There’s not much research available comparing the Paleolithic diet to other popular nutritional plans. A new study sought to scour existing data to see the Paleolithic diet’s effect on glucose and insulin regulation. The data showed no significant impact.
The Paleolithic diet might have health benefits, but a new meta-analysis of peer-reviewed research finds the diet does not appear to be any better than other diets when it comes to fostering glucose and insulin regulation.
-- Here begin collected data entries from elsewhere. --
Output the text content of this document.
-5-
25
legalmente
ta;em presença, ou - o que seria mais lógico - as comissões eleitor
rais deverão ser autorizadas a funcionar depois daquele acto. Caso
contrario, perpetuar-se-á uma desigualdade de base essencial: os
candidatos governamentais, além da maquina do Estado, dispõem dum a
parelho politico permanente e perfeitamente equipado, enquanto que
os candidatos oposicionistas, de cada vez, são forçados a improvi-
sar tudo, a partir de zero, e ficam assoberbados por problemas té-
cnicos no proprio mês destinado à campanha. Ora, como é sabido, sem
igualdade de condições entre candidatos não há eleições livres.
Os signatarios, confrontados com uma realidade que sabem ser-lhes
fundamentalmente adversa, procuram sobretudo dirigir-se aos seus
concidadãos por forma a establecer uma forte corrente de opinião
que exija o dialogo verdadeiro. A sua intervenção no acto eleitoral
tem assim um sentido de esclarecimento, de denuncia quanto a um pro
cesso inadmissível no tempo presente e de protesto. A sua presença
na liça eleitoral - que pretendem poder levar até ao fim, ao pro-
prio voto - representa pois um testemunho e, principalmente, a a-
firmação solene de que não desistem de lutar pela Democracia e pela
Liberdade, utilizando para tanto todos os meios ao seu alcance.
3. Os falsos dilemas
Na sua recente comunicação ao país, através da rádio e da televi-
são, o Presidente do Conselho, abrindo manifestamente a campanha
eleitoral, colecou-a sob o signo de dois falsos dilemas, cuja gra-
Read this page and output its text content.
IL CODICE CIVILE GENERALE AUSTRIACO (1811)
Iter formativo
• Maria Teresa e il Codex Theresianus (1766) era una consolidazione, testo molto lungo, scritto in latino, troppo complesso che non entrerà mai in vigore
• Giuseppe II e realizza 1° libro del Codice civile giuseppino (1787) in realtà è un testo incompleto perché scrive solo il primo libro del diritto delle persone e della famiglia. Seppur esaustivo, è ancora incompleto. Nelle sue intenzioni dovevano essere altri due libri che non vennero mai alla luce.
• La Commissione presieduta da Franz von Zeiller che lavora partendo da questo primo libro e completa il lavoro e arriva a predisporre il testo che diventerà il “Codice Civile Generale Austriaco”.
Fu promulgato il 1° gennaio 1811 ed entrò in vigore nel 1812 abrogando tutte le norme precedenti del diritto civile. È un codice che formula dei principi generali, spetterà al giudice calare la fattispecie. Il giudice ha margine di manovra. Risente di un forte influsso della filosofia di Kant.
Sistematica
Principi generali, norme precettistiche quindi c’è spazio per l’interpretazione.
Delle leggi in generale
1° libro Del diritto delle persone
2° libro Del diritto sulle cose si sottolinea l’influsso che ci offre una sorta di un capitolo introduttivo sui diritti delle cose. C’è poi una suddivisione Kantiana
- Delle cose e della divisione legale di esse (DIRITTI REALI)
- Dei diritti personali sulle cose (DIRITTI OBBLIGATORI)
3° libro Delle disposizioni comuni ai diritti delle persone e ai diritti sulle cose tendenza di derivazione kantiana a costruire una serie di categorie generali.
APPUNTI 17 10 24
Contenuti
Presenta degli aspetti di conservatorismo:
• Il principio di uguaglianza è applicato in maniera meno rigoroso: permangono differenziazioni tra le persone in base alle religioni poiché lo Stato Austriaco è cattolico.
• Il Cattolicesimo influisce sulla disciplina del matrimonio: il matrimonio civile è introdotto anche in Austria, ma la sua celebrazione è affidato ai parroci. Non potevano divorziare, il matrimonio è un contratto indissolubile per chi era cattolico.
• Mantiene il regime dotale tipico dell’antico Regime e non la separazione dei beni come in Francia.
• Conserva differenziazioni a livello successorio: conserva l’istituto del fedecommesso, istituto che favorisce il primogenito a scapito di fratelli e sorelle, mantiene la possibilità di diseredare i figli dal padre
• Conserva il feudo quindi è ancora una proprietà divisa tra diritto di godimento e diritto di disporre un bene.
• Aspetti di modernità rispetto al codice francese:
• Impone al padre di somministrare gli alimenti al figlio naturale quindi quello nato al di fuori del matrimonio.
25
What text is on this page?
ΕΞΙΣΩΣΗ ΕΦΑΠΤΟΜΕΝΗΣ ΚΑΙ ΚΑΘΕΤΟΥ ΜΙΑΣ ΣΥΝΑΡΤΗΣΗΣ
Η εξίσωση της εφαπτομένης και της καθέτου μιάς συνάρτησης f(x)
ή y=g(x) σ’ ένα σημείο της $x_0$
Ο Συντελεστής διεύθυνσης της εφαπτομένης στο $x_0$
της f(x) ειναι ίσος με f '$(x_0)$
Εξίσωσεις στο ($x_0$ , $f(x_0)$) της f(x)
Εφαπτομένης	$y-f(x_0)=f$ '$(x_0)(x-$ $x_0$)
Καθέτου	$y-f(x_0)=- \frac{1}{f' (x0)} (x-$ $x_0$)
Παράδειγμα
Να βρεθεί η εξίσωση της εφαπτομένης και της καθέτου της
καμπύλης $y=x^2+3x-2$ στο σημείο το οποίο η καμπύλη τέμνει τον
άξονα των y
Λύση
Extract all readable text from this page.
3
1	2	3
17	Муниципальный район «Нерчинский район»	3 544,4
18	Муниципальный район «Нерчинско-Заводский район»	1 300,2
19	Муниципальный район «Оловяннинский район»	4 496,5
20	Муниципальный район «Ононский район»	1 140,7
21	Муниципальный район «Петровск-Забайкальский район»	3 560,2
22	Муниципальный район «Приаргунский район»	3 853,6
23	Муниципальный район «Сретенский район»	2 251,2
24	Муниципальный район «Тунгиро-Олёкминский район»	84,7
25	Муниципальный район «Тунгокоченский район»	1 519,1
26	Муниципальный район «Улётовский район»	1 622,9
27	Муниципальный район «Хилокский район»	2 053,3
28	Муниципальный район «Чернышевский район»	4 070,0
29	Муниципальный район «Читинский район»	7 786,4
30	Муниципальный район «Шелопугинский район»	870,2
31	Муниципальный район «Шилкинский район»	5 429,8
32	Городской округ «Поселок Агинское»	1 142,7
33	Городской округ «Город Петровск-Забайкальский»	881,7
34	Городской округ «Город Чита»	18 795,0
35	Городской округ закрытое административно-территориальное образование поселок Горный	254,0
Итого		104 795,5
The so-called “Paleo” diet has become a popular dieting trend in the United States and abroad in recent years. A 2018 study from the State University of New York estimated that about 3 million Americans were following the diet at the time. As its name suggests, the nutrition plan is premised on the idea that our hunter-gatherer ancestors from the Paleolithic Era had a preferable diet. Adherents to the Paleo diet are told to focus on the types of foods a Stone Age person would eat, including meat, fish, and poultry, as well as fruits and vegetables. Processed foods, including dairy products and cereals, are to be avoided.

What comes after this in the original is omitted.